Global stock indexes mostly rose while the U.S. dollar dipped to a near five-month low on Friday. This was driven by cooler-than-expected U.S. inflation data, which supported the view that the Federal Reserve could cut borrowing costs in the new year. The Commerce Department report showed that U.S. prices fell in November for the first time in over 3-1/2 years, pushing the annual increase in inflation further below 3%.
Stock investors have cheered the recent signs from the Federal Reserve on the outlook for interest rates. After its policy meeting on December 13, the Fed signaled that it had reached the end of its tightening cycle and opened the door to interest rate cuts in the coming year. This has contributed to the U.S. benchmark S&P 500 inching closer to its all-time closing high.
Reaching a new closing high would have confirmed that the benchmark index had been in a bull market since closing at the bear market floor in October 2022. This positive sentiment is further supported by the declining inflation, as Tim Griskey, senior portfolio strategist at Ingalls & Snyder in New York, explains, “The core being below expectations and the top line also being below expectations is positive for the market, indicative that inflation is declining. It’s more evidence that this is a good environment for investing.”
The Dow Jones Industrial Average fell slightly while the S&P 500 and the Nasdaq Composite made modest gains. As the session progressed, all three indexes moved closer to flat after an initial rally. Despite this, the S&P 500 is now within 1% of its record close reached in January 2022. Moreover, all three major U.S. stock indexes registered an eighth straight week of gains, marking their longest winning streaks since 2017 and 2019.

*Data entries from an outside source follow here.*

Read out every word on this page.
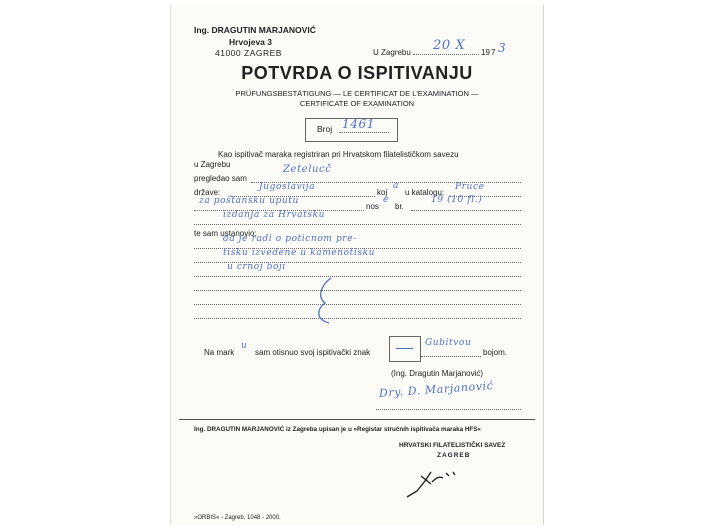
Ing. DRAGUTIN MARJANOVIĆ
Hrvojeva 3
41000 ZAGREB	U Zagrebu 20 X 19 7 3
POTVRDA O ISPITIVANJU
PRÜFUNGSBESTÄTIGUNG — LE CERTIFICAT DE L'EXAMINATION —
CERTIFICATE OF EXAMINATION
Broj 1461
Kao ispitivač maraka registriran pri Hrvatskom filatelističkom savezu
u Zagrebu
pregledao sam
Zetelucč
države:
Jugoslavija
koj
a
u katalogu:
Pruce
za poštansku uputu
nos
e
br.
19 (10 fl.)
izdanja za Hrvatsku
te sam ustanovio:
da je radi o poticnom pre-
tisku izvedene u kamenotisku
u crnoj boji
Na mark
u
sam otisnuo svoj ispitivački znak
Gubitvou
bojom.
(Ing. Dragutin Marjanović)
Dry. D. Marjanović
Ing. DRAGUTIN MARJANOVIĆ iz Zagreba upisan je u »Registar stručnih ispitivača maraka HFS«
HRVATSKI FILATELISTIČKI SAVEZ
ZAGREB
»ORBIS« - Zagreb, 1048 - 2000.
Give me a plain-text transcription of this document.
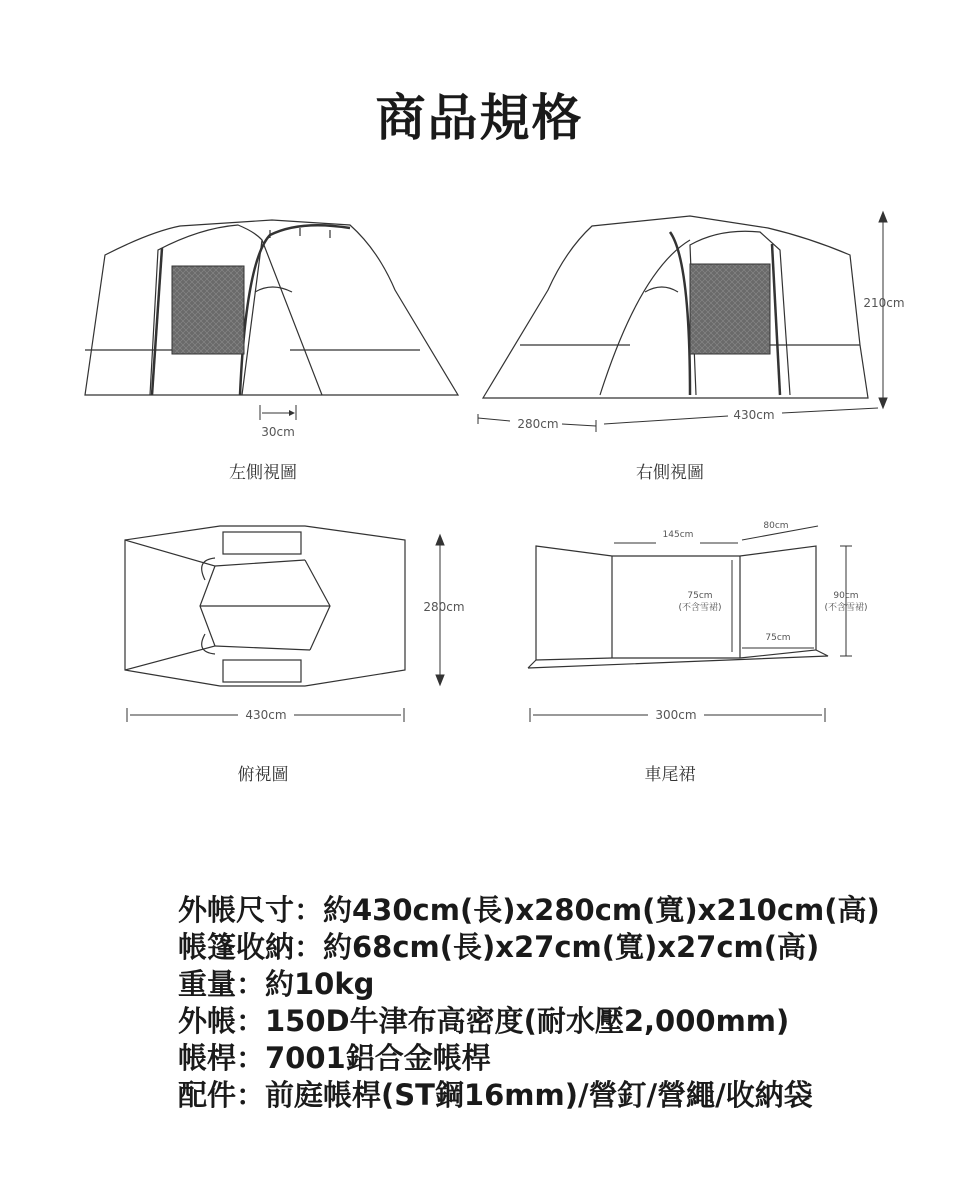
商品規格
30cm
左側視圖
210cm
280cm
430cm
右側視圖
280cm
430cm
俯視圖
145cm
80cm
75cm
(不含雪裙)
90cm
(不含雪裙)
75cm
300cm
車尾裙
外帳尺寸：約430cm(長)x280cm(寬)x210cm(高)
帳篷收納：約68cm(長)x27cm(寬)x27cm(高)
重量：約10kg
外帳：150D牛津布高密度(耐水壓2,000mm)
帳桿：7001鋁合金帳桿
配件：前庭帳桿(ST鋼16mm)/營釘/營繩/收納袋
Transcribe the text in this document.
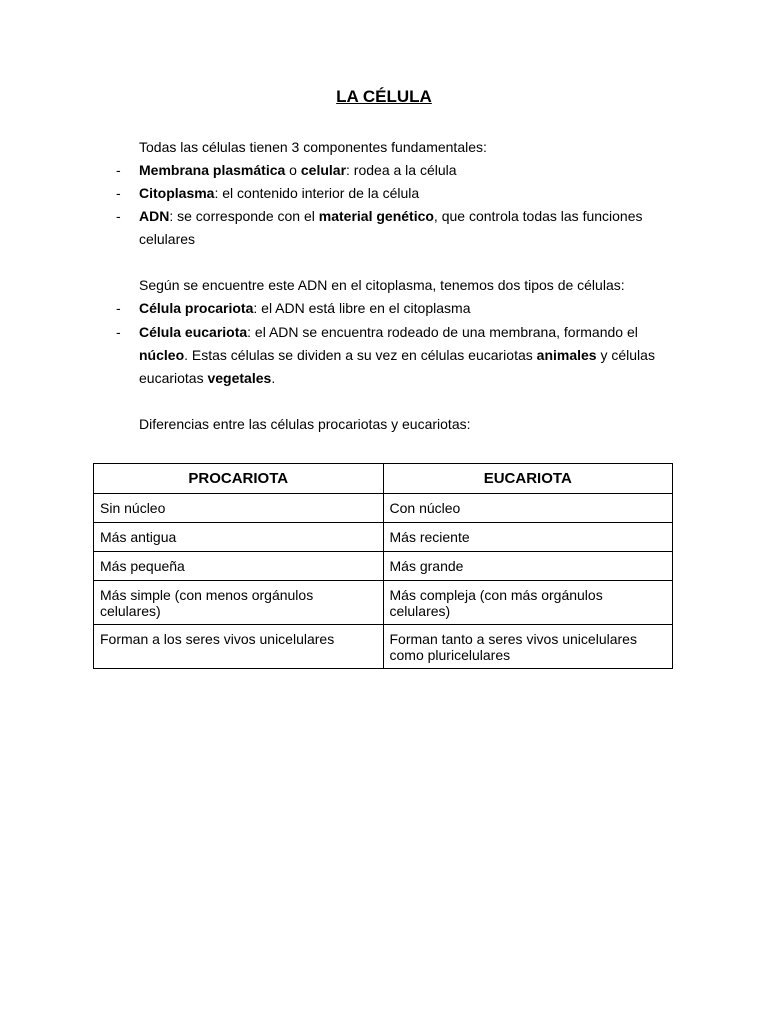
LA CÉLULA
Todas las células tienen 3 componentes fundamentales:
- Membrana plasmática o celular: rodea a la célula
- Citoplasma: el contenido interior de la célula
- ADN: se corresponde con el material genético, que controla todas las funciones celulares
Según se encuentre este ADN en el citoplasma, tenemos dos tipos de células:
- Célula procariota: el ADN está libre en el citoplasma
- Célula eucariota: el ADN se encuentra rodeado de una membrana, formando el núcleo. Estas células se dividen a su vez en células eucariotas animales y células eucariotas vegetales.
Diferencias entre las células procariotas y eucariotas:
PROCARIOTA	EUCARIOTA
Sin núcleo	Con núcleo
Más antigua	Más reciente
Más pequeña	Más grande
Más simple (con menos orgánulos celulares)	Más compleja (con más orgánulos celulares)
Forman a los seres vivos unicelulares	Forman tanto a seres vivos unicelulares como pluricelulares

While the consensus is that the Federal Reserve will cut rates in March, some experts express caution. Alan Lancz, president of Alan B. Lancz & Associates Inc., an investment advisory firm based in Toledo, Ohio, states, “To me, you’re borrowing against 2024 gains a little bit with this rally.” He suggests that the market may be too optimistic and investors are relying on future gains that may not materialize.
The positive sentiment in the U.S. stock market has also influenced global markets. The pan-European STOXX 600 index and MSCI’s gauge of stocks across the globe both rose by 0.14%, marking an eighth straight week of gains for the MSCI index.
The U.S. dollar weakened against major currencies, reaching a near nine-year low against the Swiss franc. The dollar index was last down 0.08% at 101.7, after dipping as low as 101.42, its lowest since late July. The index is on pace to finish the year down about 2%.
The U.S. inflation data, indicating a decline in prices, has sparked optimism in the stock market and led to a weaker U.S. dollar. Investors are hopeful for interest rate cuts in the coming year, which would further boost the market. However, some experts urge caution, warning against over-optimism and borrowing against future gains. The impact of these developments is also felt globally, with stock indexes in Europe and across the globe experiencing positive movements. The performance of the stock market and the future trajectory of interest rates will continue to be key factors to watch in the coming year.